1 Ağustos 2020 Cumartesi

İNSANI İNSAN İÇİNDE ARIYORUM





İnsanlığın 21. yüzyılda da etki alanını genişleten en temel problem “varoluş” problemi olmuştur. Varoluş, insanın kendi yaşamını ve kendini sorguladığı bir döngüdür. İnsan sorgulamadığı vakit yaşayan ölüdür. Bu makaleyi kaleme alırken masaya yatırdım tüm düşünceleri ve sorguladım. Şimdi varoluş içinde yok olmaya başlayalım adım adım…
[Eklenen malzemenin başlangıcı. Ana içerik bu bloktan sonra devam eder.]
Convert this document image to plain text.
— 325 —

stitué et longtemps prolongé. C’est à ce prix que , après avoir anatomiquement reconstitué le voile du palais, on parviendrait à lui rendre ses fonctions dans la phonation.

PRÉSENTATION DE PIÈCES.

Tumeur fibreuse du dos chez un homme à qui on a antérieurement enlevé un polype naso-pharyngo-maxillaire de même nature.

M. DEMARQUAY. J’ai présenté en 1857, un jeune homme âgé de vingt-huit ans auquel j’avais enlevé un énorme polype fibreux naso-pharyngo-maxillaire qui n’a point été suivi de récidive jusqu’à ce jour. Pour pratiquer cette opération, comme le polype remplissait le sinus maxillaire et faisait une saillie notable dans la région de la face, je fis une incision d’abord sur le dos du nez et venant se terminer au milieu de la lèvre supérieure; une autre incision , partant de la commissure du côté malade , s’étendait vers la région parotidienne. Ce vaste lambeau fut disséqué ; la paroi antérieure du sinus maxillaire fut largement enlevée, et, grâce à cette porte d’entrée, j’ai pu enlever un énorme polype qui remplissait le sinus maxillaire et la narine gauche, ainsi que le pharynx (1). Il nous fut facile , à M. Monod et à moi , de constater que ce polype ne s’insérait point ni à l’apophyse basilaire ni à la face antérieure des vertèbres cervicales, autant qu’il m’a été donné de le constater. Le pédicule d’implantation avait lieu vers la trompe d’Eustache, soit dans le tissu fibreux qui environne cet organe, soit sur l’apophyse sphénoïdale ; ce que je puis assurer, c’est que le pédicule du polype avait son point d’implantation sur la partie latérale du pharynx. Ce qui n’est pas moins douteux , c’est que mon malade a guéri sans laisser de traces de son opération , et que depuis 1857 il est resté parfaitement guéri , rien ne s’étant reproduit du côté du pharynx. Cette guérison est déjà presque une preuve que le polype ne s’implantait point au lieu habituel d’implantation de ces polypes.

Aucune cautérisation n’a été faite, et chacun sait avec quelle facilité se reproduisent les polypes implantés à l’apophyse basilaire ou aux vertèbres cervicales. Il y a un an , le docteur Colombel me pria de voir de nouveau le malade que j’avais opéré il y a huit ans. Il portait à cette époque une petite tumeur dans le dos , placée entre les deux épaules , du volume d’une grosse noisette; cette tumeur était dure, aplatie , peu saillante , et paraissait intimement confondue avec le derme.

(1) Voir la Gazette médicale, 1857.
Varoluş kelimesinin köküne inmek varoluş problemini anlamamızda biraz daha geniş pencere açacaktır. Varoluş şu iki kelimeden ibarettir: Varlık ve oluş.Varlık, (1) yokluk ya da gerçek dışı olana, (2) görünene veya hayali olana ve nihayet (3) daha önce olmayıp da sonradan vücuda gelene karşıt olarak, var olanı, kendinde olanı ve nihayet kalıcı ve sürekli olanı tanımlar. Oluş ise, yokluktan varlığa, ya mutlak ya da göreli bir geçişi ifade eder. Buna göre de mutlak anlamda oluş, ya yokluktan varlığa ya da varlıktan yokluğa geçişi tanımlar.

Varoluşun kökeni bu şekilde iken varoluşçuluk terimi nasıldır? Bu terimi en güzel şu cümle özetler: “Sartre, Jaspers, Camus, Heidegger ve Marcel gibi düşünürler tarafından geliştirilen, modern dünyanın, özellikle, kitle toplumu üzerinden kendisini gösteren, krizinden beslenen çağdaş felsefe akımıdır.”[1]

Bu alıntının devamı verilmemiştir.